On the evening of July 14, Tianqi Lithium announced its 2026 semi-annual results forecast. The net profit for the first half of the year is expected to be 2.85 billion yuan to 4.25 billion yuan, an increase of 3276.35% to 4934.91% over the previous year. This increase of more than 30 times is only a microcosm of the full-scale performance explosion in the lithium sector in the first half of the year. With the exception of Tianqi Lithium, among the more than 10 lithium concept stocks that have disclosed their mid-term performance forecasts according to the reporter's statistics, all were expected without exception. The increase in net profit ranged from about doubling to over 20 times. The industry as a whole showed a recovery trend of “full profit, a sharp increase in advance, and an increase when exposed to lithium.” The other side of the collective success of lithium mining companies is the collective “loss of blood” of downstream automakers. The industry generally estimates that for every 10,000 yuan/ton increase in pure electric models with batteries of around 60 kWh, the cost of a bicycle increases by around 300 yuan.
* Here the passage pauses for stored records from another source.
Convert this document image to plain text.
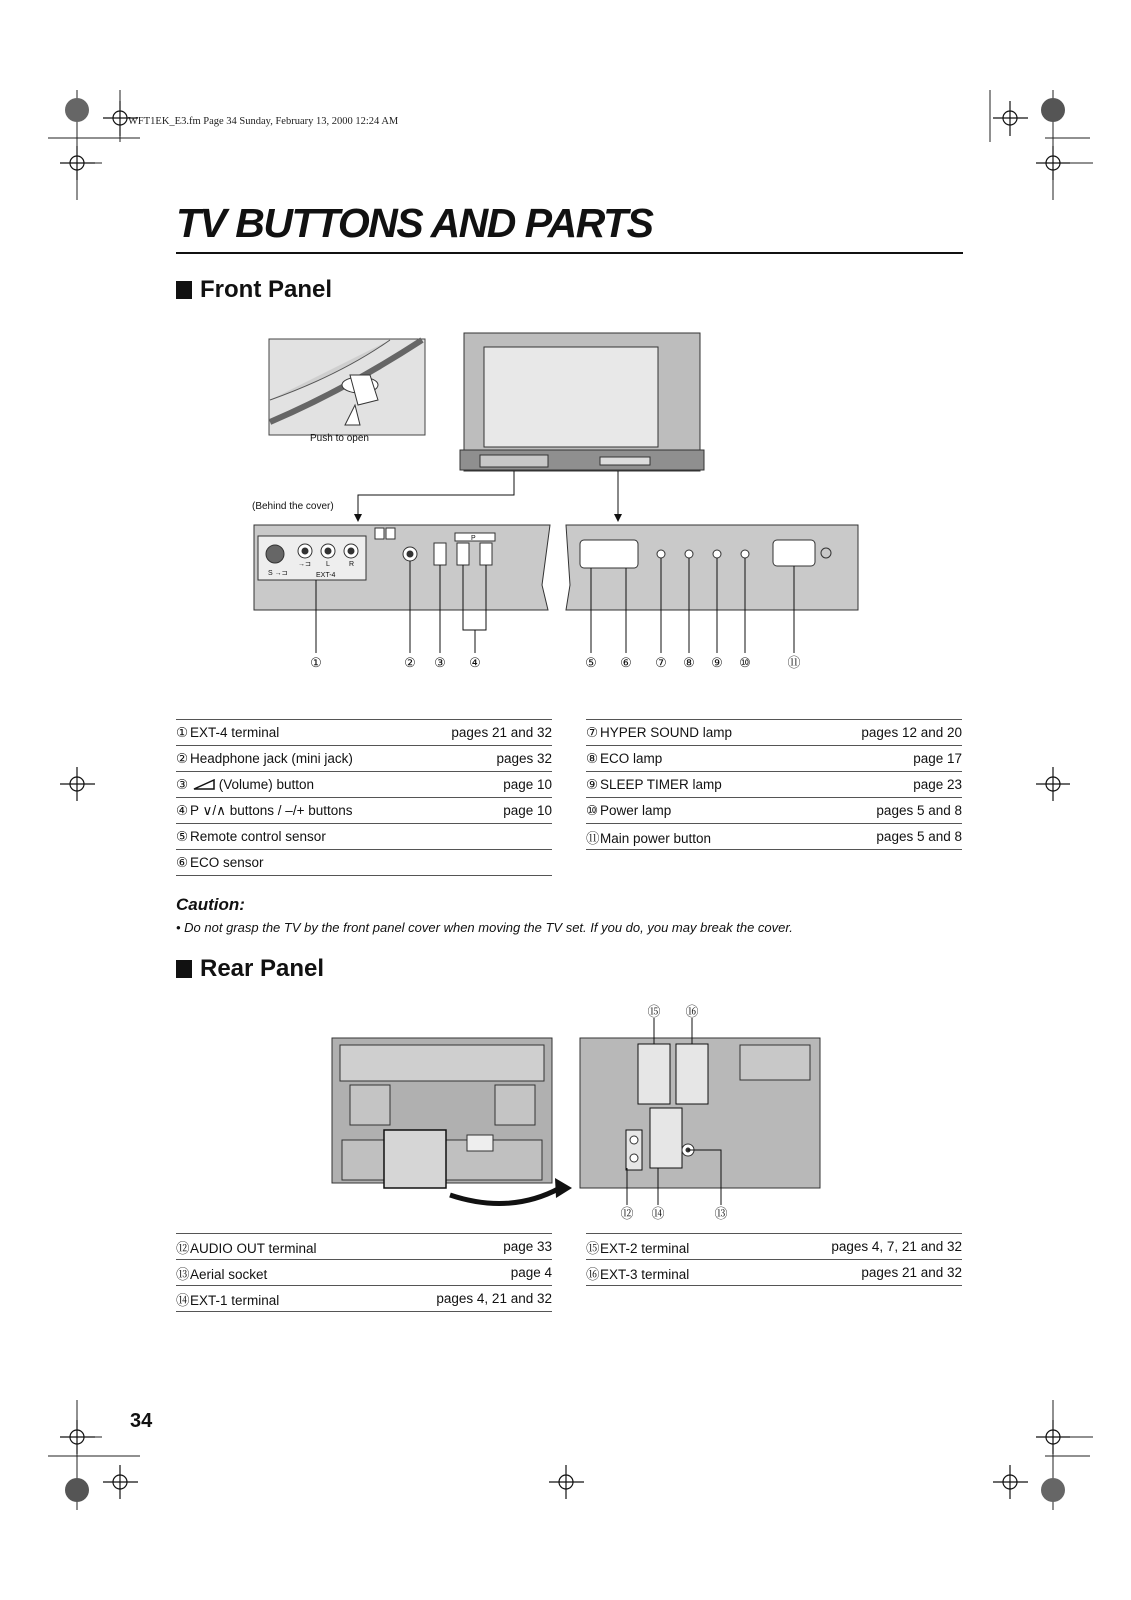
WFT1EK_E3.fm Page 34 Sunday, February 13, 2000 12:24 AM
TV BUTTONS AND PARTS
Front Panel
Push to open
(Behind the cover)
S →⊐
→⊐ L	R
EXT-4
P
①	② ③ ④	⑤ ⑥ ⑦ ⑧ ⑨ ⑩	⑪
① EXT-4 terminal	pages 21 and 32
② Headphone jack (mini jack)	pages 32
③ (Volume) button	page 10
④ P ∨/∧ buttons / –/+ buttons	page 10
⑤ Remote control sensor	
⑥ ECO sensor	
⑦ HYPER SOUND lamp	pages 12 and 20
⑧ ECO lamp	page 17
⑨ SLEEP TIMER lamp	page 23
⑩ Power lamp	pages 5 and 8
⑪Main power button	pages 5 and 8
Caution:
• Do not grasp the TV by the front panel cover when moving the TV set. If you do, you may break the cover.
Rear Panel
⑮ ⑯
⑫ ⑭	⑬
⑫AUDIO OUT terminal	page 33
⑬Aerial socket	page 4
⑭EXT-1 terminal	pages 4, 21 and 32
⑮EXT-2 terminal	pages 4, 7, 21 and 32
⑯EXT-3 terminal	pages 21 and 32
34
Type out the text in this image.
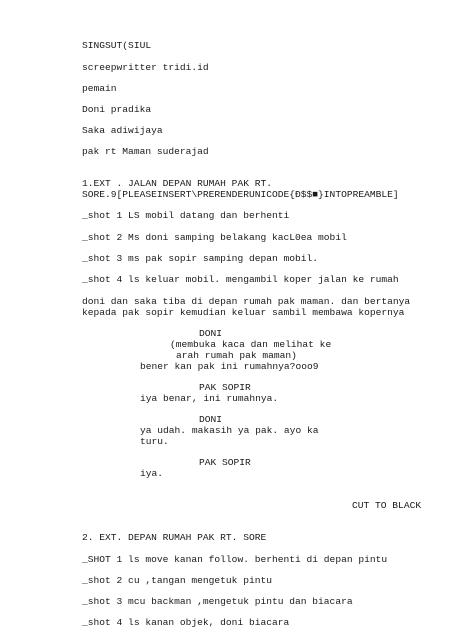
SINGSUT(SIUL
screepwritter tridi.id
pemain
Doni pradika
Saka adiwijaya
pak rt Maman suderajad
1.EXT . JALAN DEPAN RUMAH PAK RT.
SORE.9[PLEASEINSERT\PRERENDERUNICODE{Ð$$■}INTOPREAMBLE]
_shot 1 LS mobil datang dan berhenti
_shot 2 Ms doni samping belakang kacL0ea mobil
_shot 3 ms pak sopir samping depan mobil.
_shot 4 ls keluar mobil. mengambil koper jalan ke rumah
doni dan saka tiba di depan rumah pak maman. dan bertanya
kepada pak sopir kemudian keluar sambil membawa kopernya
DONI
(membuka kaca dan melihat ke
arah rumah pak maman)
bener kan pak ini rumahnya?ooo9
PAK SOPIR
iya benar, ini rumahnya.
DONI
ya udah. makasih ya pak. ayo ka
turu.
PAK SOPIR
iya.
CUT TO BLACK
2. EXT. DEPAN RUMAH PAK RT. SORE
_SHOT 1 ls move kanan follow. berhenti di depan pintu
_shot 2 cu ,tangan mengetuk pintu
_shot 3 mcu backman ,mengetuk pintu dan biacara
_shot 4 ls kanan objek, doni biacara
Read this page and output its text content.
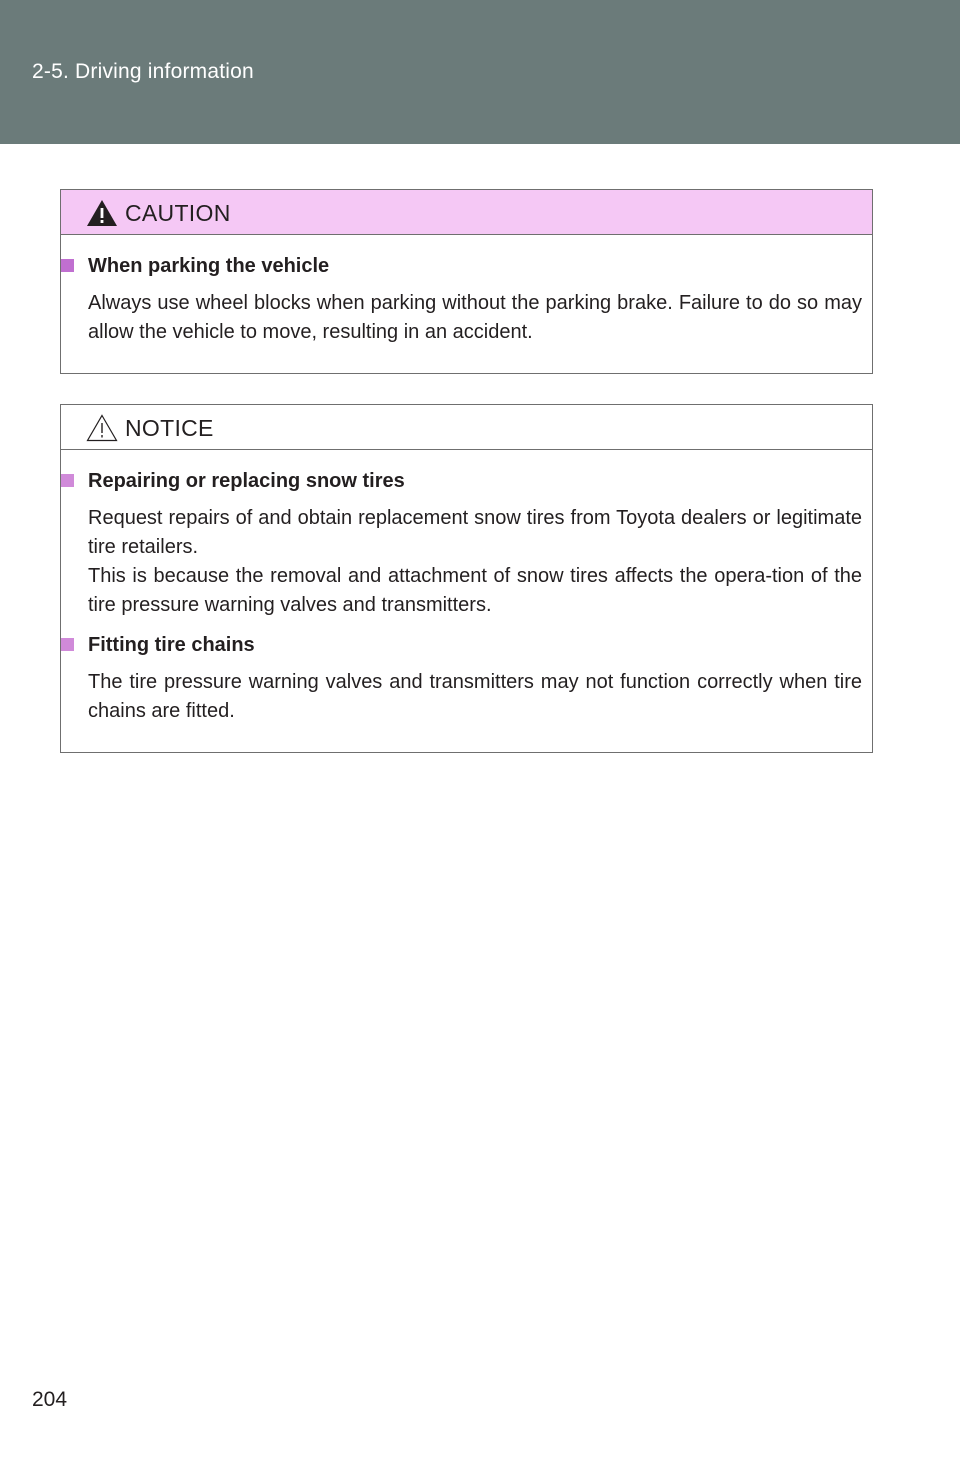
2-5. Driving information
CAUTION
When parking the vehicle

Always use wheel blocks when parking without the parking brake. Failure to do so may allow the vehicle to move, resulting in an accident.

NOTICE
Repairing or replacing snow tires

Request repairs of and obtain replacement snow tires from Toyota dealers or legitimate tire retailers.

This is because the removal and attachment of snow tires affects the opera-tion of the tire pressure warning valves and transmitters.

Fitting tire chains

The tire pressure warning valves and transmitters may not function correctly when tire chains are fitted.

204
However, competition for inventory in the terminal market is heating up, and various brands continue to fight a “price war,” and the channel where costs are transmitted downward has basically been blocked. Upstream lithium mining companies make big profits, and downstream automakers are under pressure on costs — the automobile industry chain in the first half of 2026 is undergoing a double redistribution of profits.

Zhitongcaijing·07/14/2026 12:57:12
Listen to the news
On the evening of July 14, Tianqi Lithium announced its 2026 semi-annual results forecast. The net profit for the first half of the year is expected to be 2.85 billion yuan to 4.25 billion yuan, an increase of 3276.35% to 4934.91% over the previous year. This increase of more than 30 times is only a microcosm of the full-scale performance explosion in the lithium sector in the first half of the year. With the exception of Tianqi Lithium, among the more than 10 lithium concept stocks that have disclosed their mid-term performance forecasts according to the reporter's statistics, all were expected without exception. The increase in net profit ranged from about doubling to over 20 times. The industry as a whole showed a recovery trend of “full profit, a sharp increase in advance, and an increase when exposed to lithium.” The other side of the collective success of lithium mining companies is the collective “loss of blood” of downstream automakers. The industry generally estimates that for every 10,000 yuan/ton increase in pure electric models with batteries of around 60 kWh, the cost of a bicycle increases by around 300 yuan. However, competition for inventory in the terminal market is heating up, and various brands continue to fight a “price war,” and the channel where costs are transmitted downward has basically been blocked. Upstream lithium mining companies make big profits, and downstream automakers are under pressure on costs — the automobile industry chain in the first half of 2026 is undergoing a double redistribution of profits.